По пути к выходу я останавливаюсь у двери мисс Кэвендиш и прислушиваюсь. Оттуда ни звука. И так весь день, телеграмма с утра так и торчит в дверной ручке…
Гардеробом ведает карга, злобная и старая, как ведьма из сказок. В Америке, сколь бы гнусным ни было заведение, шляпу вам пристраивает что-то молоденькое и привлекательное… а эти люди – реалисты… для них хорошенькая сучка в гардеробе – расточительность худшего сорта. Пальто вам любой повесит, а вот симпатичную пизду можно приспособить и к чему-нибудь получше… Эрнест шепчет мне, что насчет задних комнат нужно договариваться с этой древней поскакуньей на метле….

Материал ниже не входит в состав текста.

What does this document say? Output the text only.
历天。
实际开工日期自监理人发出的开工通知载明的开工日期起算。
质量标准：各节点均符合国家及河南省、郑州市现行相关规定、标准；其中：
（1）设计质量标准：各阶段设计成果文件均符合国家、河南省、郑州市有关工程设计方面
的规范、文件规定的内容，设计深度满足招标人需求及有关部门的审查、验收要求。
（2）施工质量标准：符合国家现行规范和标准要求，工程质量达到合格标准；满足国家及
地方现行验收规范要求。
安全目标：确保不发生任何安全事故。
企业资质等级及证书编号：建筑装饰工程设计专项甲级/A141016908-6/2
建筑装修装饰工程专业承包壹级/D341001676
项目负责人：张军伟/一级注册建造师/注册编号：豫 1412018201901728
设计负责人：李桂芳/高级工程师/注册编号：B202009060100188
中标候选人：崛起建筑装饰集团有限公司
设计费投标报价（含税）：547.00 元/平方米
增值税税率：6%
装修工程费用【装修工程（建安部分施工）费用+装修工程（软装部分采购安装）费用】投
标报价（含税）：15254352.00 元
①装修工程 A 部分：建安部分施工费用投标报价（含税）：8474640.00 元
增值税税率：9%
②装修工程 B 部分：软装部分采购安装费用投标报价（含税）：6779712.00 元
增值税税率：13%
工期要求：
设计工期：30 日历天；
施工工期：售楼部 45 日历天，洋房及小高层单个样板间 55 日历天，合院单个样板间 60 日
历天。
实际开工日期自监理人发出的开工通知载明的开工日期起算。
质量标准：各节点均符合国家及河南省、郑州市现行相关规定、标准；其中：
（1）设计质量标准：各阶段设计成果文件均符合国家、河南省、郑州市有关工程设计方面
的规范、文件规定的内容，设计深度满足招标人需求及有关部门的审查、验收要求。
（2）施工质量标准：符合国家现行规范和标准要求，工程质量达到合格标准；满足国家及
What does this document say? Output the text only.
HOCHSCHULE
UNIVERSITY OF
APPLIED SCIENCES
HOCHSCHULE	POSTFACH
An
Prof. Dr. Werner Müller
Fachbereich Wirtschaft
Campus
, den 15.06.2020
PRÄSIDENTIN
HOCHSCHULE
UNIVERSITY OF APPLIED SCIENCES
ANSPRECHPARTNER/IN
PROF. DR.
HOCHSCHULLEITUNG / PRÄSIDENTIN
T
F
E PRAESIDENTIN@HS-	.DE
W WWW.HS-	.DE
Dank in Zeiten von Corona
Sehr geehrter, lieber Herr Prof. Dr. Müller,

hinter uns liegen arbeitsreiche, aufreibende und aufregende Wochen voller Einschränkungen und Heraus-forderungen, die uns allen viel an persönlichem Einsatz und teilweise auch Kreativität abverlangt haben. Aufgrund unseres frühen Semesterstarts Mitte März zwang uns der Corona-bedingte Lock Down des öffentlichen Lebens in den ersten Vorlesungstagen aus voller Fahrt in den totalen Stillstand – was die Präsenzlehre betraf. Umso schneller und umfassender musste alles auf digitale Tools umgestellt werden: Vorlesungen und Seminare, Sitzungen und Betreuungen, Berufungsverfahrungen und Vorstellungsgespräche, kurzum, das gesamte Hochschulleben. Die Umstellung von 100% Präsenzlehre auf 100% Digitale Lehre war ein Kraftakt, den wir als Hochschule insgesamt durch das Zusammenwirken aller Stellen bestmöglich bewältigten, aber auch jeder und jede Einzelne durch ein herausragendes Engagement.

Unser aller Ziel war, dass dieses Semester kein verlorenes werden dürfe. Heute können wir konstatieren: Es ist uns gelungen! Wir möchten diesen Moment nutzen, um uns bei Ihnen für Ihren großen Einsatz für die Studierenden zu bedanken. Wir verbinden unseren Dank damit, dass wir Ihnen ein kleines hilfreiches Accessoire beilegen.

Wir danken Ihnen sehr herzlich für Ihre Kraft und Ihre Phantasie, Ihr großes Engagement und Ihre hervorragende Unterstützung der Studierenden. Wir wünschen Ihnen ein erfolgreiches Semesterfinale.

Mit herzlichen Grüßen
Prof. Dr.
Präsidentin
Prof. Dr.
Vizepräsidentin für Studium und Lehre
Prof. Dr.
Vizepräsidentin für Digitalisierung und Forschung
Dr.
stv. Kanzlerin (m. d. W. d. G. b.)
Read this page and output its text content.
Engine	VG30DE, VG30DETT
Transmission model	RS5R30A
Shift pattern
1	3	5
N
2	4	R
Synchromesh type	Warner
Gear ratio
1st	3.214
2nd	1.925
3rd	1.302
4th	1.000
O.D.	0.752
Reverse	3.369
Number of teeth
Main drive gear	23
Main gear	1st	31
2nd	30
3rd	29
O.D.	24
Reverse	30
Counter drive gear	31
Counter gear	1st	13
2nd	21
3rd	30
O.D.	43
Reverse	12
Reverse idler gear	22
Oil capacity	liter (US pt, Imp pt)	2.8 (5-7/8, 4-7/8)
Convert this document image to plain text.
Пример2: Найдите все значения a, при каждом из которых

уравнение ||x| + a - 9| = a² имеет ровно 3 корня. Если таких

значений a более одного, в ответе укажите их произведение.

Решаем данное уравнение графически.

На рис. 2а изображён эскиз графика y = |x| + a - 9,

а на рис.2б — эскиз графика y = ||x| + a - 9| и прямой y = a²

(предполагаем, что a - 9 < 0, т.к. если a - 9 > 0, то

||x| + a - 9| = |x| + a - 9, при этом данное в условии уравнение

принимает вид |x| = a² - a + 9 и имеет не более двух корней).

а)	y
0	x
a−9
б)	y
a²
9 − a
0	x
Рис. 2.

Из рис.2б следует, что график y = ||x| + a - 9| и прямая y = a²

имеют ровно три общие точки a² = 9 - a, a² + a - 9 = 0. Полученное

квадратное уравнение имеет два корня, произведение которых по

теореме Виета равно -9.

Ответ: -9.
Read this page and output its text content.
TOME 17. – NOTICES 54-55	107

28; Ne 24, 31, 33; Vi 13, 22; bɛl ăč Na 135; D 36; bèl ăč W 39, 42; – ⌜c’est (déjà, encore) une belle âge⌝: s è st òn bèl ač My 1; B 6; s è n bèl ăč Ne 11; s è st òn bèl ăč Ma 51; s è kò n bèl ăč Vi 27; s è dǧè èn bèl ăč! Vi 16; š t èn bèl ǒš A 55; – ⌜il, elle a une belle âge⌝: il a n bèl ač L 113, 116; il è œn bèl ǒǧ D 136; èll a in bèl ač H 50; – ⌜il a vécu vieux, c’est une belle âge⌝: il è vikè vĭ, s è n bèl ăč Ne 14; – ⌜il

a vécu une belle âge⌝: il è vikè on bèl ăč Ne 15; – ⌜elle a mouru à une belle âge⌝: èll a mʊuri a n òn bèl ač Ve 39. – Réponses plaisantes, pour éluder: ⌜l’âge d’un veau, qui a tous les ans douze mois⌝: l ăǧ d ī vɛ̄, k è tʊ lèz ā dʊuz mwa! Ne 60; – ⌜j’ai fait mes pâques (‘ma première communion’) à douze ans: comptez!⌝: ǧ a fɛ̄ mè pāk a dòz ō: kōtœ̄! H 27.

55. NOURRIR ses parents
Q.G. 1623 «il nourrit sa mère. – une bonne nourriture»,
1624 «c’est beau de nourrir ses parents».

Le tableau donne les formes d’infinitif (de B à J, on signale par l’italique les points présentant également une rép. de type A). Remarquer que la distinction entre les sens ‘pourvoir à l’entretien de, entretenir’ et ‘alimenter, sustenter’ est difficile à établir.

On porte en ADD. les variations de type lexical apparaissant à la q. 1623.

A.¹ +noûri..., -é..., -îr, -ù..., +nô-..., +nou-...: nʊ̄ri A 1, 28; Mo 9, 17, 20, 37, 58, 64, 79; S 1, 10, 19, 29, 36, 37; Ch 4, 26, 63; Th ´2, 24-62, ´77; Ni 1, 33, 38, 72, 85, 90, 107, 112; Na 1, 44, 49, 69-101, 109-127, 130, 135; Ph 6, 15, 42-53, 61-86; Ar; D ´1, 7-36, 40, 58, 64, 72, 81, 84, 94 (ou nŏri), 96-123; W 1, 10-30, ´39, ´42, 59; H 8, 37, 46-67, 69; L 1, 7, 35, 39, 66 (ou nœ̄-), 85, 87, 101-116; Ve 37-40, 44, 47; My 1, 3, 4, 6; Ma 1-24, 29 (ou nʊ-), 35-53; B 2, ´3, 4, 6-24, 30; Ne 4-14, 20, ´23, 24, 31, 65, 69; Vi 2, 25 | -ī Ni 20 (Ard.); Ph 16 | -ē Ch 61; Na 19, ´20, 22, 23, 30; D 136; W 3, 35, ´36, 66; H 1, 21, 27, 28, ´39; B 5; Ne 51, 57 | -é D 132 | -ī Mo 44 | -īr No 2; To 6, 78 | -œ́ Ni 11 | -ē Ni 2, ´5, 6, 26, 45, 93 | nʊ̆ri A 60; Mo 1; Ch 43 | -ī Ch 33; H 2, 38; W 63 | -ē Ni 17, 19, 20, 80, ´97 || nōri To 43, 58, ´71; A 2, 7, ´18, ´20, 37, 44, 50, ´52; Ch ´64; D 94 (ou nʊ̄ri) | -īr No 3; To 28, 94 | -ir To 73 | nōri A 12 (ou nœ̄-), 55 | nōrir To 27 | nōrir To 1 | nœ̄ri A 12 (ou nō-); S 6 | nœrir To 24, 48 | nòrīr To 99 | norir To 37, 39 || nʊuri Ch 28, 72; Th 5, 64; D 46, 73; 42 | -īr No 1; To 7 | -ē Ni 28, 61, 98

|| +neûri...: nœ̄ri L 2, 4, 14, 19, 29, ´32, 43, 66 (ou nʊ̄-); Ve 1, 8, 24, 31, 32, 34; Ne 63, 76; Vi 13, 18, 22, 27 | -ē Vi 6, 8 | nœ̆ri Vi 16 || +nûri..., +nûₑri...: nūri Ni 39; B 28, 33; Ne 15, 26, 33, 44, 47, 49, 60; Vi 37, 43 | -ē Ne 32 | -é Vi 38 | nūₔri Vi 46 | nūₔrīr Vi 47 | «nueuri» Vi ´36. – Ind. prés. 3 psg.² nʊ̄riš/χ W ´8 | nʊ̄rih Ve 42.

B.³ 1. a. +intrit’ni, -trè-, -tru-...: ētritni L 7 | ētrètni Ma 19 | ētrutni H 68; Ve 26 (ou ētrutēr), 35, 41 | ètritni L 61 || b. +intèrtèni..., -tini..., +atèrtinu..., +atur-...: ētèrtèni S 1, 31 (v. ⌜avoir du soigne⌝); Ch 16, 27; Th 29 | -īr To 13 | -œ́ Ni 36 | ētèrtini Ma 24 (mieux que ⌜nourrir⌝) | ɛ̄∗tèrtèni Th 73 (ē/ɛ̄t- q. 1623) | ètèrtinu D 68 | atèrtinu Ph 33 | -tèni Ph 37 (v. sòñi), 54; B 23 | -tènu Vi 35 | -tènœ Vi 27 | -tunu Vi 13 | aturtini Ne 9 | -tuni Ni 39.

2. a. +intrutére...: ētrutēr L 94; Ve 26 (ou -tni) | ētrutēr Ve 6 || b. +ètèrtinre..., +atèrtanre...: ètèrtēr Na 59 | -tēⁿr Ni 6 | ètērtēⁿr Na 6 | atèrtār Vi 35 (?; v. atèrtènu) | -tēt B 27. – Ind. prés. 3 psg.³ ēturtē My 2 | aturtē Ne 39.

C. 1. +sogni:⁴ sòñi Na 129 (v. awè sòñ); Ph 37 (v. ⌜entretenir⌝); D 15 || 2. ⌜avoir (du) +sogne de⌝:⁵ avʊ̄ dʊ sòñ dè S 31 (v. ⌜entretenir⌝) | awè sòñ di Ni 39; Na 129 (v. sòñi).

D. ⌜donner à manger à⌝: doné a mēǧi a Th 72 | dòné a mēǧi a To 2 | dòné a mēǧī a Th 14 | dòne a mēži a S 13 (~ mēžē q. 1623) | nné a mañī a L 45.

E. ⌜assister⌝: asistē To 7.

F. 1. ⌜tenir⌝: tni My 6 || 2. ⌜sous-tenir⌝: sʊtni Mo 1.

В заведении полно испанских моряков, сутенеров и шлюх. Этих я могу отличить. А вот другие… бог знает… надо читать их дела в полиции, чтоб разобраться, что они или кто. Эрнест тут же отыскивает свою пизду.
– Руки прочь, – произносит он углом рта, пока мы идем к ее столику. – И пей здесь лучше вино… безопасней.
Тут кисло воняет прогоркшей едой и выдохшимся пивом. Я рад, что перед этим мы поели….
Эрнесту не стоило предупреждать меня насчет его пизды… мы друг другу не нравимся. Она довольно хорошенькая, и я, полагаю, мог бы ее завалить, даже не выключая света, но мы друг друга просто не привлекаем. Они с Эрнестом принимаются спорить о лесбиянке… она считает, будто он по этому поводу ведет себя глупо… лесбиянка дарила ей подарки, а Эрнест – нет. Я начинаю скучать…
Оркестрик громыхает дергаными мелодиями… Про этих ребят одно можно сказать: они упорные! Три женщины танцуют по одной зараз… у всех золотые зубы. Все это так ужасно, даже турист понял бы, что тут все настоящее… не подделка… Час тянется, как баранья курица…
Вообще без всякого предупреждения на танцпол выходит девушка. Она под вуалью, но видно, что молодая и очень симпатичная пизда. Придурки, все это время шумевшие, откладывают гитары…
– Фламенка, – говорит Эрнест, – мне рассказывали, что моложе ее никто не танцует… В смысле – не танцует по-настоящему.